The new all-premium plane touched down at London Gatwick March 8, adding a new type of service to a route already well-served by the likes of Cathay Pacific, British Airways, Virgin Atlantic, Qantas and Air New Zealand.
While it’s a competitive field, Hong Kong Airlines clearly feels that it’s got a market for all-business-class travel, which requires far higher seat prices to support a plane with just 116 seats — 34 lie-flat, and 82 ‘Club Classic’ business seats.
Fares run at HK$16,640 (€1,610) for a ‘Club Classic’ seat, and HK$33,640 (€3,270) for ‘Club Premier’ lie-flat beds.
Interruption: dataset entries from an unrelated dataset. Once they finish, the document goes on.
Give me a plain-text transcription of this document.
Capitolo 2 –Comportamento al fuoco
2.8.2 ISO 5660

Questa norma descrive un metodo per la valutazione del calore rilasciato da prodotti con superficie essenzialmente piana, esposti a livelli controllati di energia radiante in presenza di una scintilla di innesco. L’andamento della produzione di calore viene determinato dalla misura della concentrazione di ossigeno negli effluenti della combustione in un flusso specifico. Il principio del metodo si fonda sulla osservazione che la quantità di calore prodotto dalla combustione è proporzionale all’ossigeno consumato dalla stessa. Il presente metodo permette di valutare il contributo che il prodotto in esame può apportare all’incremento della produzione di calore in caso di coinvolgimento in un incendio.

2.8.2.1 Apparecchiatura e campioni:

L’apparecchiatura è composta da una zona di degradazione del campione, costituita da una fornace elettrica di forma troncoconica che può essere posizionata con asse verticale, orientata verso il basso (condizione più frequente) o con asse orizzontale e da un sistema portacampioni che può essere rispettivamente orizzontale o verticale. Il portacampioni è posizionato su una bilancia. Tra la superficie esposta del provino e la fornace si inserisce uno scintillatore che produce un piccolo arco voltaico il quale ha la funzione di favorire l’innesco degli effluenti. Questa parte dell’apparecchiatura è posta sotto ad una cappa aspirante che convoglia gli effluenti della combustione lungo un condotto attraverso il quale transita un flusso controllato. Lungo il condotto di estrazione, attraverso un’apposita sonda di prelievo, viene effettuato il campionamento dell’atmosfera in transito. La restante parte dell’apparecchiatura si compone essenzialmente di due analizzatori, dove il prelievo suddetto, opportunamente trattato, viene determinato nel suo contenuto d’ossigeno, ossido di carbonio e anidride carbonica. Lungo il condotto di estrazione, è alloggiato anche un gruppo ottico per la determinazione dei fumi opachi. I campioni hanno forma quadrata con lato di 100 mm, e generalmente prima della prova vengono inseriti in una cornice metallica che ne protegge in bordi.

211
Less than five years ago, consumers had many more options when it came to all-business-class services than they do today, with the likes of eos, Silverjet and MaxJet shuttling well-off passengers between Europe and the US and Dubai.
All three came crashing down around 2008, leading many to question whether consumers would pay for all-business-class travel when almost all long-haul flights offer a separate business cabin.However, Hong Kong Airlines can point at a couple of examples of all-business class services that are still running.
Singapore Airlines converted some of its jets to all-business class in 2008 and still runs services between its hub at Changi and New York and LA in supreme comfort, which is a good thing — at 18.5 hours, Singapore Airlines Flight 21 between Newark and Changi is the longest scheduled non-stop flight in the world.
OpenSkies offers an all-business service between Paris Orly and Newark in New York and is a descendant of French carrier L’Avion, offering individual tablet computers and four-course meals to passengers.
In 2009, British Airways launched a similar service between London City Airport and New York, using the flight numbers BA001-BA004, which were once flown by Concorde, which was technically the world’s first all-business service.